Comment by melanie on 19 June 2008:
I have to admit that I got a free phone with a 3 years contract. These phones are crap, mine is falling apart. If it wasn’t of that, I would have kept it for at least another year. So it’s not just about wanting new features, there is a reason why these phones are free, they are crap, and nobody would want to pay for that. When my phone won’t be usable anymore, I will buy the iphone.
Comment by David on 19 June 2008:
Actually, Tom, I had a Treo for 3.5 years that finally broke and no longer worked. Is that ok with you? And I don’t know a single person who paid $600 for an iPhone.
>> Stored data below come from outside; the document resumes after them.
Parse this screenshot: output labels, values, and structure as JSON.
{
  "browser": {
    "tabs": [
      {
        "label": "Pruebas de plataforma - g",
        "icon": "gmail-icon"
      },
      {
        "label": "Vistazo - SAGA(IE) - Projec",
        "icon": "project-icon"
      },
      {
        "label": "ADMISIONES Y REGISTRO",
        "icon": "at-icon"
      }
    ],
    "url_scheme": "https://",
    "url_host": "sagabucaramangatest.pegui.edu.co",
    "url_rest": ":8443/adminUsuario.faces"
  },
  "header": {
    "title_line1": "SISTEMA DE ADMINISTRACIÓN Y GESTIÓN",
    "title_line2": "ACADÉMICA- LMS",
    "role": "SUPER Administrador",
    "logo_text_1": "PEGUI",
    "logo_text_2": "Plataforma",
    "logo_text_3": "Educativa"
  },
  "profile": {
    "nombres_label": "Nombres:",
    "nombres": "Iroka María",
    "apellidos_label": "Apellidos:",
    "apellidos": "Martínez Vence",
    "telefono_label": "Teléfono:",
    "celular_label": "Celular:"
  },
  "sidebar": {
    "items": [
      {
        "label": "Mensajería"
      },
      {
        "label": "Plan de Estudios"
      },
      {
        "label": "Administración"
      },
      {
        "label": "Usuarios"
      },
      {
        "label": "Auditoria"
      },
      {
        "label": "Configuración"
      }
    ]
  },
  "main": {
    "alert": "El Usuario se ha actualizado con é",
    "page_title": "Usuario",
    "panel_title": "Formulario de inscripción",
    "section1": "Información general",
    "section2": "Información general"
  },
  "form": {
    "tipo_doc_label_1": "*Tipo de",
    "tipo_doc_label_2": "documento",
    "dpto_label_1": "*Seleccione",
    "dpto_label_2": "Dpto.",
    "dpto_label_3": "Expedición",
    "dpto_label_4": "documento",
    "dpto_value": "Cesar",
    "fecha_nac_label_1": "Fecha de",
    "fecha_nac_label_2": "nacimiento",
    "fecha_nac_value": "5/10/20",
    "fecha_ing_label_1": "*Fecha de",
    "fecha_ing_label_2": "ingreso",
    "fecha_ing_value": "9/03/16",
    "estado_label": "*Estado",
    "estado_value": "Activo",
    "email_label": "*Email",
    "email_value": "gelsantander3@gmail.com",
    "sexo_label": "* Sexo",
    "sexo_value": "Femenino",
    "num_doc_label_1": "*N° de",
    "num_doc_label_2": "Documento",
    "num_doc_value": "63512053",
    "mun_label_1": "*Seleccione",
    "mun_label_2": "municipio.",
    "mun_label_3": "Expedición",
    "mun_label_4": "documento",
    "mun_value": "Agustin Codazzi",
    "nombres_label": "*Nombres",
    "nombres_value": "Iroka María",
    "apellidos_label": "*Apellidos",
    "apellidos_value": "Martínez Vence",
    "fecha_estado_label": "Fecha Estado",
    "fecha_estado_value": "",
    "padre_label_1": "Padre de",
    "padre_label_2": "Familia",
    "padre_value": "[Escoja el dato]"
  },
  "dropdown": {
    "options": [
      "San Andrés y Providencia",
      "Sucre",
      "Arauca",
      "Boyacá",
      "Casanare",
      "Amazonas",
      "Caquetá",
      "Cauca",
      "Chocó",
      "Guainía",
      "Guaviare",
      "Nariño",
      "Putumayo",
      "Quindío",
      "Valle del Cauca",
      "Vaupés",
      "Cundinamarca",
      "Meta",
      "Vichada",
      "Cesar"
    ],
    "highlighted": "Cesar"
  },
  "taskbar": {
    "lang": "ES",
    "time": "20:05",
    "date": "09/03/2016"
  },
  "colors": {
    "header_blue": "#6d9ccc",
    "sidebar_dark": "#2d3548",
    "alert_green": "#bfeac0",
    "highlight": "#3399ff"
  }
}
Comment by Paige on 19 June 2008:
There’s a great organization called Eco-cell (http://www.eco-cell.org/index.asp ) which runs a strict no landfill cell phone recycling program. Approximately 80% of the phones collected will be refurbished and reused by first-time users abroad or by selected local organizations, such as hospital patients for emergency 911 calls. All unusable cell phones and accessories are recycled under strict EPA guidelines by certified recyclers. I was impressed with them when I researched where to recycle my old cell.